Daniel
Branco
Tinkering
I've always been a tinker. At the fifth semester of the Electrical Engineering School (a 5-year undergrad course in Brazil), I decided I wanted to study the brain and become an entrepreneur. Living in Southern Brazil in the early 90's, dropping out the engineering track and starting Medical School (also a 6-year undergrad course in Brazil) seemed like the most viable path.
When I brought my engineer mindset to the health care world, I found two things that I just had to do:
1. Atlas of Human Histology,
Brazil's First Medical Website
I started Medical School in 1995, only a few months after the first graphic websites began to appear around the world. At the time, I was a research assistant at the Informatics Institute, Universidade Federal do Rio Grande do Sul, and I decided to apply my HTML skill to build Brazil's very first medical website. The work involved not only coding the pages in Notepad, but also scanning about a hundred slides using a special camera attached to a microscope, which was not quite trivial at the time. The atlas was awarded best innovation work for the entire university in 1995 and kind of paved the way to my entrepreneurial career in digital health.

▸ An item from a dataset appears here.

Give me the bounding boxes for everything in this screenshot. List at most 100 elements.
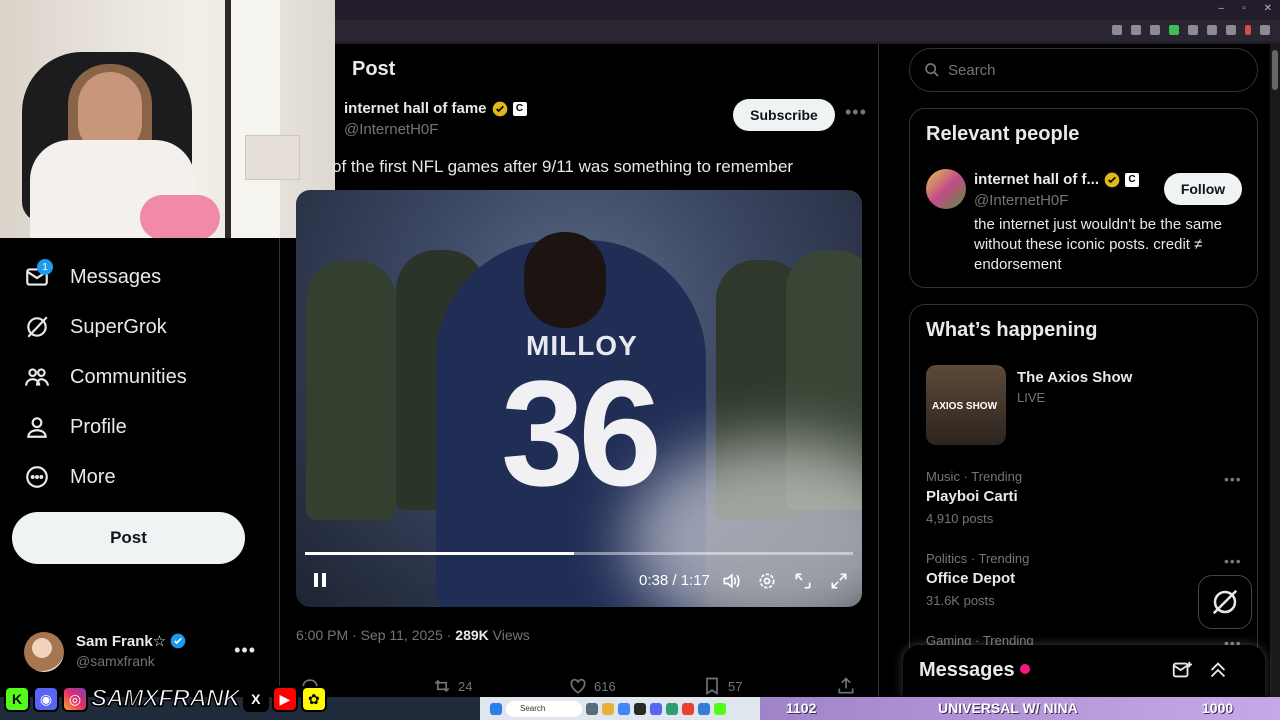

At some point in history, the university server that supported the website was taken down and I never bothered to republish it (it was too outdated anyway), but you can download a PDF version here.
The Atlas was an academic project mentored by Prof. José Valdeni de Lima.
Human Bone Tissue
2. Neurolab, an Electrophysiology Lab
Right after I published the Atlas of Human Histology, I became a research assistant in neuroscience/epilepsy (1996-1999). Dr. Jaderson Costa da Costa, a lifetime mentor, had got funding to create an electrophysiology lab, PUCRS' first, and someone had to make it happen. After visiting other labs and putting quite a lot of energy learning about equipment and techniques, we finally set up a state-of-the-art current-clamp lab, which we used to study epileptic brain tissue derived both from mice and human epilepsy surgery patients. My engineering school years paid off, even if I never graduated.